Respon humoral diatur oleh sirkulasi antibodi yang disekresikan oleh sel B. Telah ditunjukkan bahwa antibodi spesifik antigen dapat diinduksi oleh vaksin mRNA. Sel B dapat diaktifkan dengan sirkulasi antigen yang mengikat B cell receptor (BCR). Untuk vaksin mRNA, ketersediaan protein ekstraseluler untuk pengenalan sel B dapat ditingkatkan dengan menambahkan peptida sinyal sekresi ke urutan RNA atau penambahan urutan penargetan MHC kelas II dari protein lisosom atau endosom, seperti LAMP (lysosomal-associated membrane protein), yang akan memungkinkan sel-sel yang ditransfeksi mensekresikan protein. Protein yang bersirkulasi diambil oleh sel B dan peptida ditampilkan pada MHC kelas II sel B. Sel T follicular helper (Tfh), sel T CD4+ yang sebelumnya telah diaktifkan oleh DC yang menampilkan kombinasi MHC-II/peptida, akan berikatan dengan peptida-MHC kelas II dari sel B yang menyajikan peptida yang sama dan selanjutnya melepaskan sinyal aktivasi, termasuk molekul co-stimulator dan sitokin (Gambar 1). Sel Tfh yang berpengalaman antigen memicu pembentukan dan pemeliharaan germinal centers (GCs) dalam organ limfoid sekunder, di mana proliferasi sel B, pergantian kelas, dan diferensiasi menjadi sel B memori dan sel plasma yang mensekresi antibodi berlangsung.
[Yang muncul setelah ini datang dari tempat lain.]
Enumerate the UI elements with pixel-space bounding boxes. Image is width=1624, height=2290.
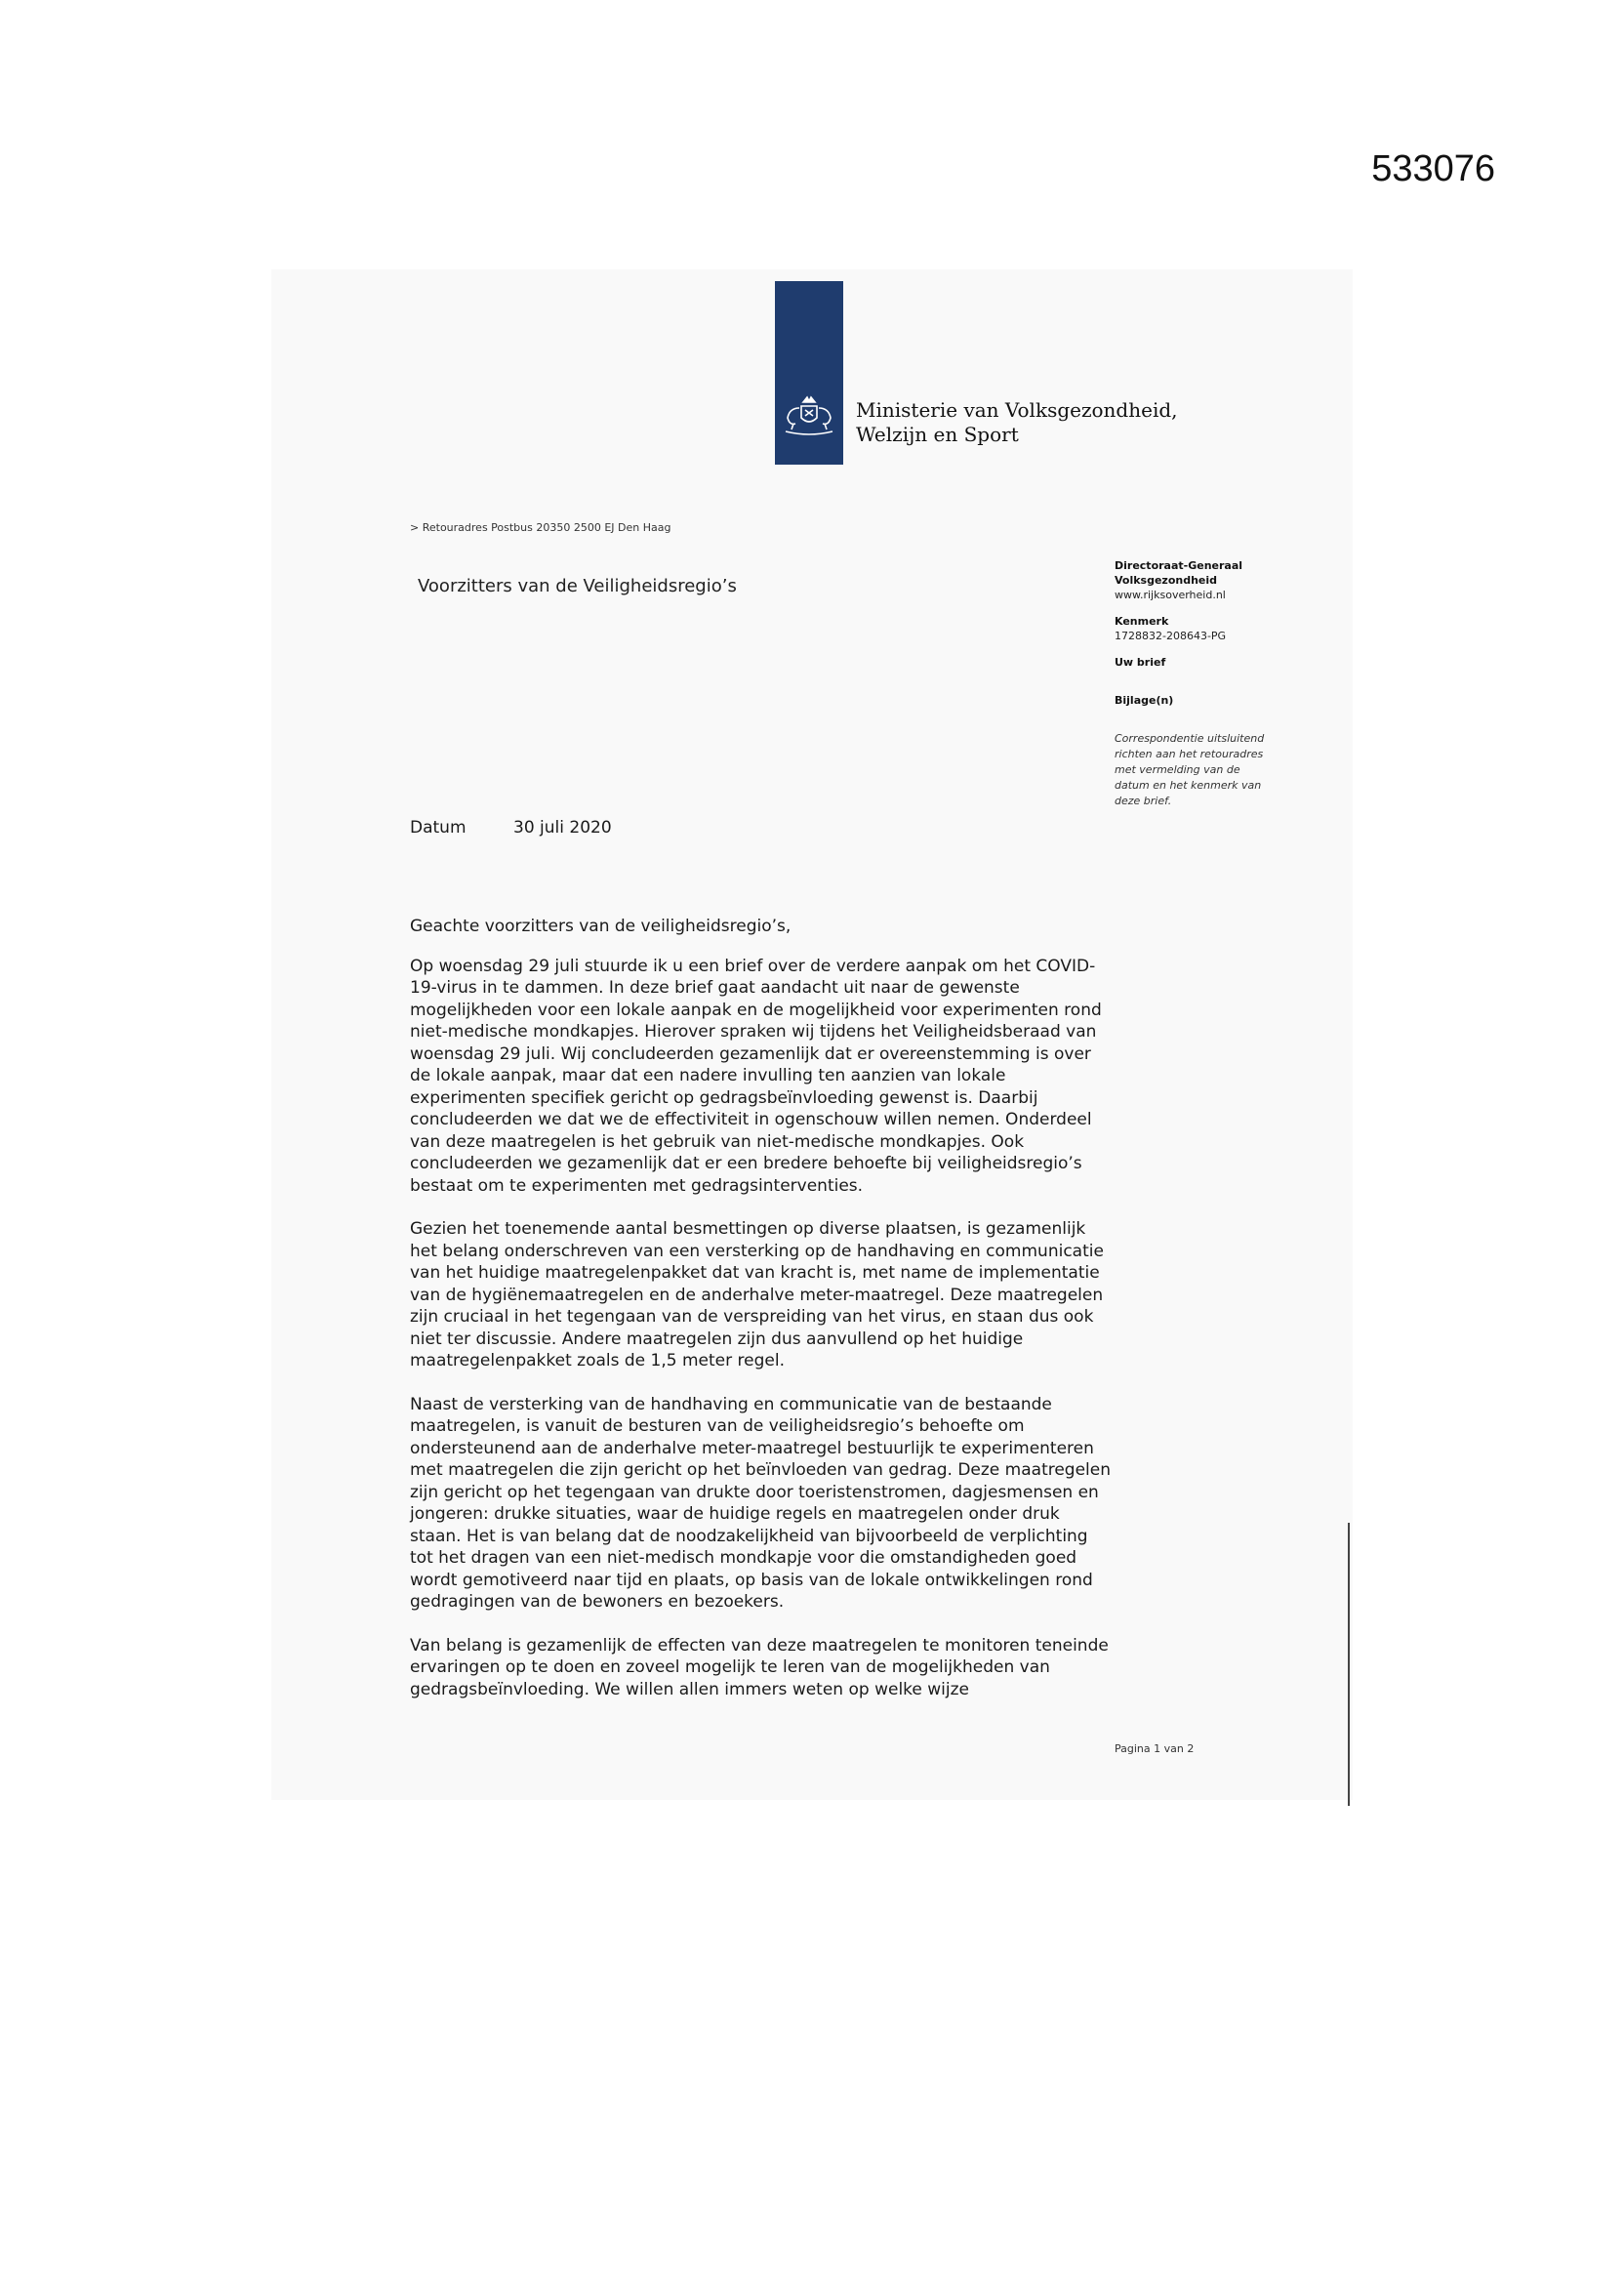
royal-coat-of-arms-icon (780, 394, 838, 443)
salutation: Geachte voorzitters van de veiligheidsregio’s, (410, 917, 792, 936)
note-line: Correspondentie uitsluitend (1115, 732, 1265, 745)
colophon-your-letter (1115, 655, 1310, 670)
page-number: Pagina 1 van 2 (1115, 1742, 1195, 1755)
colophon-directorate (1115, 558, 1310, 602)
body-paragraph-2: Gezien het toenemende aantal besmettingen op diverse plaatsen, is gezamenlijk het belang onderschreven van een versterking op de handhaving en communicatie van het huidige maatregelenpakket dat van kracht is, met name de implementatie van de hygiënemaatregelen en de anderhalve meter-maatregel. Deze maatregelen zijn cruciaal in het tegengaan van de verspreiding van het virus, en staan dus ook niet ter discussie. Andere maatregelen zijn dus aanvullend op het huidige maatregelenpakket zoals de 1,5 meter regel. (410, 1219, 1104, 1370)
body-paragraph-4: Van belang is gezamenlijk de effecten van deze maatregelen te monitoren teneinde ervaringen op te doen en zoveel mogelijk te leren van de mogelijkheden van gedragsbeïnvloeding. We willen allen immers weten op welke wijze (410, 1635, 1109, 1699)
colophon (1115, 558, 1310, 809)
directorate-line1: Directoraat-Generaal (1115, 559, 1243, 572)
document-number: 533076 (1371, 148, 1495, 189)
colophon-reference (1115, 614, 1310, 643)
directorate-line2: Volksgezondheid (1115, 574, 1218, 587)
reference-value: 1728832-208643-PG (1115, 630, 1227, 642)
recipient: Voorzitters van de Veiligheidsregio’s (418, 576, 737, 596)
date-label: Datum (410, 818, 467, 838)
note-line: richten aan het retouradres (1115, 748, 1264, 760)
return-address: > Retouradres Postbus 20350 2500 EJ Den Haag (410, 521, 671, 534)
note-line: datum en het kenmerk van (1115, 779, 1262, 792)
note-line: met vermelding van de (1115, 763, 1240, 776)
ministry-name-line2: Welzijn en Sport (856, 423, 1019, 446)
letter-body (410, 916, 1113, 1722)
date-value: 30 juli 2020 (513, 818, 612, 838)
ministry-name (856, 398, 1178, 447)
correspondence-note (1115, 731, 1310, 809)
ministry-name-line1: Ministerie van Volksgezondheid, (856, 398, 1178, 422)
note-line: deze brief. (1115, 795, 1172, 807)
your-letter-label: Uw brief (1115, 656, 1166, 669)
body-paragraph-3: Naast de versterking van de handhaving en communicatie van de bestaande maatregelen, is vanuit de besturen van de veiligheidsregio’s behoefte om ondersteunend aan de anderhalve meter-maatregel bestuurlijk te experimenteren met maatregelen die zijn gericht op het beïnvloeden van gedrag. Deze maatregelen zijn gericht op het tegengaan van drukte door toeristenstromen, dagjesmensen en jongeren: drukke situaties, waar de huidige regels en maatregelen onder druk staan. Het is van belang dat de noodzakelijkheid van bijvoorbeeld de verplichting tot het dragen van een niet-medisch mondkapje voor die omstandigheden goed wordt gemotiveerd naar tijd en plaats, op basis van de lokale ontwikkelingen rond gedragingen van de bewoners en bezoekers. (410, 1394, 1112, 1612)
attachments-label: Bijlage(n) (1115, 694, 1174, 707)
website-link[interactable]: www.rijksoverheid.nl (1115, 589, 1226, 601)
colophon-attachments (1115, 693, 1310, 708)
scan-edge-line (1348, 1523, 1350, 1806)
reference-label: Kenmerk (1115, 615, 1169, 628)
body-paragraph-1: Op woensdag 29 juli stuurde ik u een brief over de verdere aanpak om het COVID-19-virus in te dammen. In deze brief gaat aandacht uit naar de gewenste mogelijkheden voor een lokale aanpak en de mogelijkheid voor experimenten rond niet-medische mondkapjes. Hierover spraken wij tijdens het Veiligheidsberaad van woensdag 29 juli. Wij concludeerden gezamenlijk dat er overeenstemming is over de lokale aanpak, maar dat een nadere invulling ten aanzien van lokale experimenten specifiek gericht op gedragsbeïnvloeding gewenst is. Daarbij concludeerden we dat we de effectiviteit in ogenschouw willen nemen. Onderdeel van deze maatregelen is het gebruik van niet-medische mondkapjes. Ook concludeerden we gezamenlijk dat er een bredere behoefte bij veiligheidsregio’s bestaat om te experimenten met gedragsinterventies. (410, 956, 1102, 1196)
Itu ditunjukkan dalam literatur bahwa vaksinasi tikus dengan mRNA menghasilkan respon sel Tfh antigen spesifik yang kuat dan peningkatan jumlah sel GC B, yang menghasilkan antibodi afinitas tinggi yang berumur panjang. Juga terbukti bahwa kandidat vaksin mRNA dapat menginduksi respon antibodi yang kuat terhadap target imunosubdominan, yang seringkali merupakan daerah percakapan penting pada parasit dan ideal untuk pengembangan vaksin.